南米の大豆生産は好調の見込み(ブラジル、アルゼンチン、パラグアイ)
ブラジルは南部で好調
ブラジル食糧供給公社(CONAB)は4月8日、2010/2011年度(10月〜9月)第7回主要穀物生産状況調査を公表した。それによると、今期の大豆生産に関して、収穫面積は前年度比3.0%増の2416万5千ヘクタール、生産量は同5.2%増の7222万8千トン、単収は同2.1%増の1ヘクタール当たり2.99トンとなり、過去最高の生産が見込まれることが明らかとなった。
収穫は全国の56%が終了したところであるが主要生産州ではほぼ完了に近い。生産量第1位のマット・グロッソ州では、収穫の90%が終了した。一部の地域では2、3月の多雨により品質低下が見られたものの、州全体では前年度比6.9%増の2006万トンが見込まれている。また、同第2位のパラナ州では収穫の80%が終了しており、今期は温度、湿度ともに好天に恵まれたため、同6.6%増の1501万1千トンが見込まれている。

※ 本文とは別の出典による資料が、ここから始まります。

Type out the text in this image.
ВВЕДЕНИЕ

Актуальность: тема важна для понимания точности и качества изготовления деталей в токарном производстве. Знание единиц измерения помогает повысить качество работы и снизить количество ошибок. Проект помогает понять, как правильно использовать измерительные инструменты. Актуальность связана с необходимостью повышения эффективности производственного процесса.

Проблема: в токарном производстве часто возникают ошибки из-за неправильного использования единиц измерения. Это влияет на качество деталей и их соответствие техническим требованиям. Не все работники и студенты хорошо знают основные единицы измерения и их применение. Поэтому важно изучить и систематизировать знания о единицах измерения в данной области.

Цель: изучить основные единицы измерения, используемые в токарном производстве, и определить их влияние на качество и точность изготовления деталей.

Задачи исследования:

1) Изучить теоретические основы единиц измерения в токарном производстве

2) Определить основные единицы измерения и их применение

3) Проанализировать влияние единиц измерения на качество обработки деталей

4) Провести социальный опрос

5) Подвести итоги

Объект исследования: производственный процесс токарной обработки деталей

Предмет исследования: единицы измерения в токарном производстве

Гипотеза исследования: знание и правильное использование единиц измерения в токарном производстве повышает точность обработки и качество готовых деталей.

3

今期は生産量の増大と好調な国際価格から輸出量は昨年を上回るとみられており、主力港の荷受け量はサントス港で前年度比10%増、パラナグア港で同20%増が見込まれている。これまでも、ブラジルの穀物輸送および輸出に関する流通インフラの整備の遅れが指摘されており、関係者からは今まで以上にスムーズな輸出に向けた投資が要求されている。
アルゼンチンでは降雨不足が影響
ブエノスアイレス穀物取引所の3月31日の報告によれば、収穫は7%が終了したところである。2010年後半、ラ・ニーニャの影響から降雨不足が見られたため、多くの生産者は、は種時期を遅らせた。2011年1、2月に降雨が回復したため生産の好転が期待されたが、3月に入り再び降雨不足が現れ、さらに高温も重なったことから昨年並みの生産は期待できず、同取引所によれば2010/2011年度(10月〜9月)の収穫面積は前年度比1.3%増の1836万8千ヘクタール、生産量は同7.4%減の4880万トン、単収は同8.6 %減の1ヘクタール当たり2.66トンにとどまると見込まれる。
パラグアイは単収が好調
パラグアイ農牧省(MAG)によれば、2010/2011年度(10月〜9月)の収穫面積は生育期間を通じて好天に恵まれたため、前年度比4.0%増の275万6千ヘクタール、生産量は同8.4%増の748万トン、単収は同4.2%増の1ヘクタール当たり2.71トンとなるとみられる。2008/2009年度は干ばつにより生産の大幅な落ち込みが見られたが、その後は順調に回復し、今期はブラジル同様、過去最高の生産が見込まれる。
南米3か国は昨年同様に好調の見込み
これまでの報告から南米のブラジル、アルゼンチン、パラグアイ3か国の合計は2期続けて好調な生産を記録する見込みである。4月8日公表の米国農務省(USDA)の予測では2010/2011年度の全世界の大豆生産量は2億6097万2千トンとされ、このうち南米3か国は1億2960万トン、49.7%を占めている。 近年、需給のひっ迫から価格が高騰していることもあり、南米における生産動向は今後ますます注目されることとなろう。